Greek Cypriot residents in the Tillyria area blocked passage to the occupied areas on Monday afternoon at Kokkina after the Turkish-Cypriot regime changed the rules for crossings and greatly inconvenienced Kato Pyrgos residents on their way back home earlier in the day by demanding a coronavirus test to let them return to their homes via the Turkish-held areas.
Philenews reports that Greek-Cypriot Tillyria citizens and local authorities blocked the road that leads to the Turkish-Cypriot Kokkina enclave through the free areas which resulted in Turkish-Cypriot authorities announcing that a convoy that had crossed to Kokkina through the free areas with supplies would have to spend the night there instead of crossing back to the ‘north’ through the free areas.
The passage was blocked outside Mansoura village in the presence of police members, philenews mentioned, after locals found out that despite new regulations by the occupying authorities, vehicles of the occupying army crossed to Kokkina through the Limnitis checkpoint as they normally do twice a week based on a relevant agreement between the two sides, without undergoing any checks.
Residents reportedly protested that while they have been inconvenienced for the last 57 years, the Republic of Cyprus continues to satisfy the demands of the occupying regime at every opportunity.
The Kato Pyrgos community leader Nicos Kleanthous told philenews during the impromptu protest that Tillyria residents have been inconvenienced since 1963 when the Tillyria area was cut off from the rest of Cyprus.
“It is inconceivable that while Tillyria residents are not allowed to go to their jobs, the Turks are provocatively allowed to cross through the community carrying supplies to the army in Kokkina and to replace soldiers who travel there in buses,” Kleanthous said.
“Unfortunately, based on the new rules by the ‘health ministry’, Tillyria residents who cross to go to work need to show a PCR test every time they cross and every 72 hours,” he further explained.
Local Tillyria residents who attended the protest asked for action from the Greek-Cypriot authorities in response to the Turkish-Cypriot regime’s actions.
“We have unfortunately been too patient,” resident Charalambos Patsalides said, “but this time locals were ready following the latest developments.

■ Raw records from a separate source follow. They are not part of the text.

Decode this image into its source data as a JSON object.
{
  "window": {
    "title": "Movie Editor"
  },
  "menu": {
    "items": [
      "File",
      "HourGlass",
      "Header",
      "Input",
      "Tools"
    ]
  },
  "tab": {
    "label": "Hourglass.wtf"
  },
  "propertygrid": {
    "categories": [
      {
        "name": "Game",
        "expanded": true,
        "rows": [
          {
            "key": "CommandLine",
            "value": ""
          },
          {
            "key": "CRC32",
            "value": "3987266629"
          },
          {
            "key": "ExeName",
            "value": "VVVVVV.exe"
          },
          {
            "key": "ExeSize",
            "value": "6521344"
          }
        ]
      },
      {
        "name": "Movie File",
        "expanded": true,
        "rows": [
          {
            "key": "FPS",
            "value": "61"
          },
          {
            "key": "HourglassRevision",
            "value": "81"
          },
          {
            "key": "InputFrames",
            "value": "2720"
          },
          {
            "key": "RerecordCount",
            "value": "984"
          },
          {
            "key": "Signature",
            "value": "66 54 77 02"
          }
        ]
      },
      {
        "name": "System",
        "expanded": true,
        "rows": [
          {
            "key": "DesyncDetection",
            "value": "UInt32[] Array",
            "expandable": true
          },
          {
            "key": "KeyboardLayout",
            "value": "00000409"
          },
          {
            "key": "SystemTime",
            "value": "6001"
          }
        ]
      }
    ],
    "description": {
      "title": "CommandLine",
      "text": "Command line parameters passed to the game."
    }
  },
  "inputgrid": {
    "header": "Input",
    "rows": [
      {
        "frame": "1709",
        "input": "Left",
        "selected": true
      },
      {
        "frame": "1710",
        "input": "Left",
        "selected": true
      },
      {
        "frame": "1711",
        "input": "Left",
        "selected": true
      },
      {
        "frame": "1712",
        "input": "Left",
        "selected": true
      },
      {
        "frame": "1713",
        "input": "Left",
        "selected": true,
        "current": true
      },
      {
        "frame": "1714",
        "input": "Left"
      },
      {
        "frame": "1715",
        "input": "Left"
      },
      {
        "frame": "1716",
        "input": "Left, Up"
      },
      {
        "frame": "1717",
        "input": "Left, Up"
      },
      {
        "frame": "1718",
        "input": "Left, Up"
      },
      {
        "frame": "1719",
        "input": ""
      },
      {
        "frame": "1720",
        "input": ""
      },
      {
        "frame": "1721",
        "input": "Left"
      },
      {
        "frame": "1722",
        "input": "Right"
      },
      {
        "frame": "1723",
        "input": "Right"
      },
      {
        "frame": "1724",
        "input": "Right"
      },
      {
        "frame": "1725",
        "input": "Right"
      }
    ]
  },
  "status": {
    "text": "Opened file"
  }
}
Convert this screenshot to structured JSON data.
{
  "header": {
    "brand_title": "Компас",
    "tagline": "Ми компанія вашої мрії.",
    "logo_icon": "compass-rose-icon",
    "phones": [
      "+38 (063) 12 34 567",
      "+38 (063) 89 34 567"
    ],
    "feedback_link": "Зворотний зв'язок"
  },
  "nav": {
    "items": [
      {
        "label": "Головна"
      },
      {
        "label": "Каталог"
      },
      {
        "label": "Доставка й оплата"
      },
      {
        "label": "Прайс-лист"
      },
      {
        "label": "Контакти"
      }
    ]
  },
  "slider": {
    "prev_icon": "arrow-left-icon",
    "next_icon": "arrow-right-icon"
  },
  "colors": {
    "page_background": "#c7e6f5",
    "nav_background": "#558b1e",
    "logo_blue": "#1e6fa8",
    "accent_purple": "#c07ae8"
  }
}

We are protesting to send the message to everyone that we will take decisive action. It is not right to block passage to buses taking Tillyria residents to work or for an emergency in Nicosia and at the same time allow the Turks to cross through Tillyria whenever they like.”
Efstathios Theocharous, a Kato Pyrgos resident, said that he and his family are facing ‘enormous problems’ in their daily lives.
“I paid 140 euros to take the test with my son to be able to cross and now with the new rules we can’t cross to the occupied areas,” he said.
UNFICYP is engaging with Turkish Cypriot side to clarify situation at Limnitis crossing point
The UN peacekeeping force in Cyprus (UNFICYP) is engaging with the Turkish Cypriot side to clarify the situation at the Limnitis crossing point, the force’s spokesperson Aleem Siddique has told the Cyprus News Agency (CNA), invited to comment on the new rules imposed by the regime in Cyprus’ Turkish occupied areas, according to which people need to test for COVID-19 every 72 hours to cross the Limnitis checkpoint, and the subsequent protest of Kato Pyrgos residents.
Siddique told CNA that “UNFICYP is monitoring the situation as the crossing points, including Limnitis, very closely.”
“We are engaging with the Turkish Cypriot side to clarify the situation at the Limnitis crossing point,” he added.
The Republic of Cyprus put last month into effect a decision to reopen the crossing points – the operation of which was suspended due to the Covid-19 pandemic – except the one at Ledra street, for Cypriot citizens and all those who legally reside in the Republic. Those passing through are required to present a certificate saying that they are Covid-19 negative, that is no older than 72 hours prior to their crossing. Subsequently, the Turkish Cypriot regime announced it would open five checkpoints, including Ledra Street, to Greek Cypriots and permanent residents of the Republic who wish to cross. Two days ago the regime announced new rules for entrance from the checkpoints, illegal airports and ports.
Turkish Cypriots working, living or studying in the Republic, as well as Maronites and Greek Cypriots living in the north need to show a negative coronavirus certificate no more than 72 hours old but they need to retest every 15 days.
Turkish Cypriot leader, Mustafa Akinci, told President Nicos Anastasiades that uninterrupted passage through the Limnitis-Kato Pyrgos crossing point would be restored.
Cyprus has been divided since 1974, when Turkish troops invaded and occupied 37% of its territory. Repeated rounds of UN-led peace talks have so far failed to yield results. The latest round of negotiations, in July 2017 at the Swiss resort of Crans-Montana ended inconclusive.